While home hydroponic systems are more effective, easy to use, and aesthetically pleasing than ever, there is a long way to go before the promise of sustainable, accessible food for all comes to fruition. Who wins and who loses in the smart food ecosystem and just how sustainable are these services? Let’s look at the design of three leading home hydroponics systems and the broader impact of such “smart growing”.
Lowering Environmental Impact
Dirt, when combined with growing chemicals, is responsible for significant water pollution in traditional farming. Rather than using soil, most home hydroponics systems call for compostable refill cubes similar to espresso pods. Each cube includes seeds planted in the company’s patented “growing medium” – in other words, artificial soil consisting of natural materials designed to hold water and nutrients more efficiently than regular dirt. Unlike espresso pods, these cubes are made from compostable corn-based plastic that can be thrown in the yard waste.
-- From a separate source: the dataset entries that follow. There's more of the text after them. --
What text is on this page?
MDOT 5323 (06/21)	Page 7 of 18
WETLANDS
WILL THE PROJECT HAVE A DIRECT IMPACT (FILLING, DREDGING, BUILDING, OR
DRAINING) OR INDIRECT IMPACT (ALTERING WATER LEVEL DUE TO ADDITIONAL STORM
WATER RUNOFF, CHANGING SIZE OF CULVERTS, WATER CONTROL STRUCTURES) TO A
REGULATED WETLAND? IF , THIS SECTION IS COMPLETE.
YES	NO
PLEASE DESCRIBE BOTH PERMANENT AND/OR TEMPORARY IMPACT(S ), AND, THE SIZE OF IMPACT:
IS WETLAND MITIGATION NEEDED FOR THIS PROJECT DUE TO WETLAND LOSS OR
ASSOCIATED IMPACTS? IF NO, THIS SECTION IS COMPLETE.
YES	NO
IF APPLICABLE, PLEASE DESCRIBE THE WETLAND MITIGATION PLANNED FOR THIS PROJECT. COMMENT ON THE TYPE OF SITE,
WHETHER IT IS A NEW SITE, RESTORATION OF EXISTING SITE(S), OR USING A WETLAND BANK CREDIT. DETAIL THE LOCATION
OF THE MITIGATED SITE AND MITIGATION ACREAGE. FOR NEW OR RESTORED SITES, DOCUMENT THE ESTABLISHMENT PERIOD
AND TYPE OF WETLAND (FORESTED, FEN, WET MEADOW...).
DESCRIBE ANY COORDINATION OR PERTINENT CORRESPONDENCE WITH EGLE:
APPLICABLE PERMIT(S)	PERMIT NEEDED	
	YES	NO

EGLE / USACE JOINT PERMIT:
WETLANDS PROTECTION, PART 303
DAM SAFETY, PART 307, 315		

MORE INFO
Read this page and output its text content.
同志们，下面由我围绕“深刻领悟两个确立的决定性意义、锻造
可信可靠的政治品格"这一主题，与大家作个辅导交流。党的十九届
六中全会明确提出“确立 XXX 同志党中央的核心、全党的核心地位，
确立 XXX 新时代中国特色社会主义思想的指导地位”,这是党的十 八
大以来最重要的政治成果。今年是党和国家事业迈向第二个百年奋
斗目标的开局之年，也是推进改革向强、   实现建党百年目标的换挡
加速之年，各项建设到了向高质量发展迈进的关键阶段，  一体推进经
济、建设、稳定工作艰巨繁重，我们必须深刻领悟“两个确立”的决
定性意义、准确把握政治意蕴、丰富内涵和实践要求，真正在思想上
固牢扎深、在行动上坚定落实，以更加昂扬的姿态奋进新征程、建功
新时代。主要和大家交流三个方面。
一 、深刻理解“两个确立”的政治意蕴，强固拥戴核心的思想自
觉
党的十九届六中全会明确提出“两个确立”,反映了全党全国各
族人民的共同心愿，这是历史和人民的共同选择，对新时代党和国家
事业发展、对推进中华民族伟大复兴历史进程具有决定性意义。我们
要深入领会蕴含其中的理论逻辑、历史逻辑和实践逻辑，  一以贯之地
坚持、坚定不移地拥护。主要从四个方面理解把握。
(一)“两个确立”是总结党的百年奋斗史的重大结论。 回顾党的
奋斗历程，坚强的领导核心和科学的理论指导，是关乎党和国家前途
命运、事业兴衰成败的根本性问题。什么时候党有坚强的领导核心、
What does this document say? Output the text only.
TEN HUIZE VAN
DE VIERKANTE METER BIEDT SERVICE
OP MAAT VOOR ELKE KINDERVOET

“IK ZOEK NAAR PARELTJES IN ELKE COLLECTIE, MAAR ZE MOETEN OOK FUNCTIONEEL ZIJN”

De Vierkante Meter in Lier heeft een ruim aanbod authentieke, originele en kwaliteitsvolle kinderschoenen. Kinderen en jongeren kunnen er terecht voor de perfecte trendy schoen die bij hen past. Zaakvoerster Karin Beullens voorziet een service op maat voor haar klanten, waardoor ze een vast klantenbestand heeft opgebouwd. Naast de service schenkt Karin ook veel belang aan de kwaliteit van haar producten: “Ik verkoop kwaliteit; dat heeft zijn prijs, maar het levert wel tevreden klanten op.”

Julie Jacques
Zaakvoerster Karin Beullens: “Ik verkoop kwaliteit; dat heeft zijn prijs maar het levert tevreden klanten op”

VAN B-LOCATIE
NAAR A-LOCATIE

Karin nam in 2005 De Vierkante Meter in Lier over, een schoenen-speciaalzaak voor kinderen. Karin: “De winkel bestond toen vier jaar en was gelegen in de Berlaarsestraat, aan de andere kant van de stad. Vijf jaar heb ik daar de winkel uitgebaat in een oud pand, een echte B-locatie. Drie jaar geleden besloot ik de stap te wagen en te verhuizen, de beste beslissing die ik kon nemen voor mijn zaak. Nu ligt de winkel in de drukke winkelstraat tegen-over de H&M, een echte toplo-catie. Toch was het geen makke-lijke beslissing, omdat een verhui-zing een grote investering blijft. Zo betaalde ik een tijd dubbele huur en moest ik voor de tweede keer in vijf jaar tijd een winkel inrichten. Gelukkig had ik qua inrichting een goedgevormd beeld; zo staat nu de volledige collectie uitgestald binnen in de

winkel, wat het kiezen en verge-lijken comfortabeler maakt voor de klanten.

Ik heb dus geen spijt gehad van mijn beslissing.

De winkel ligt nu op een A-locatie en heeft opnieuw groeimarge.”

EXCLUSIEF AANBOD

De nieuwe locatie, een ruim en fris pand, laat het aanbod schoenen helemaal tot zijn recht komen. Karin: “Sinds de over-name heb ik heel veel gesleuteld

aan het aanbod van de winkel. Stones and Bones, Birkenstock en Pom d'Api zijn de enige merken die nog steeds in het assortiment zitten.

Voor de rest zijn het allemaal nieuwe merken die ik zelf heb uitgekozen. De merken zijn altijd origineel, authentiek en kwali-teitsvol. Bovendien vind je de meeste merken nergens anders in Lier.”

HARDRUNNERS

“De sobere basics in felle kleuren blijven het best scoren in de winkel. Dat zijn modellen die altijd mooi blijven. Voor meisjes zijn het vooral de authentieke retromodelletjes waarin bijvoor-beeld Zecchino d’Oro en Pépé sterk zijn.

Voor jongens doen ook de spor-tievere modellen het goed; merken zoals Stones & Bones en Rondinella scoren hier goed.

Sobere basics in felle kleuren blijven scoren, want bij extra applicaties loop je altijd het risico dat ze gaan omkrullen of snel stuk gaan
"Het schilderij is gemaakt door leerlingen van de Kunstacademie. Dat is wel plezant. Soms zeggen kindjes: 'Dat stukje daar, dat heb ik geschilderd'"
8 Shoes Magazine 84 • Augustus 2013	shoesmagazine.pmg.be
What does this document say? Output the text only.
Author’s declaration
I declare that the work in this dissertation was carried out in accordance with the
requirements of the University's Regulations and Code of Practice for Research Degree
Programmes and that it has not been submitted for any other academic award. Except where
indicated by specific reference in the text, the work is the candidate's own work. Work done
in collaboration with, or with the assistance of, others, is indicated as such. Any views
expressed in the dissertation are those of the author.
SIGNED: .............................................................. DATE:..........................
The essential trade-off with indoor hydroponics is foregoing the free light-bulb in the sky: the sun. Depending on the amount of natural light available in a home, an LED hydroponic system uses significant electricity that adds to energy consumption and utility bills.
Nevertheless, growing food through hydroponics reduces reliance on industrial agro-farming with its heavy reliance on chemicals, fresh water and the transportation infrastructure needed to get from production to table.
A Victory Garden Redux
Smart growing and home hydroponics is an exciting new trend in consumer hardware. While early entrants to the market feel more proof-of-concept than robust products or services, I predict that this category of products will improve quickly and become commonplace in homes of all types, expanding into other types of gardening and food production beyond leafy greens alone.
Although smart gardens may not yet be as impactful as the victory gardens that produced nearly 40% of vegetables in the US during World War II, there is significant opportunity for home hydroponics reduce dependence on an easily disrupted global food infrastructure while also easing individual environmental impact and increasing access to fresh, healthy produce.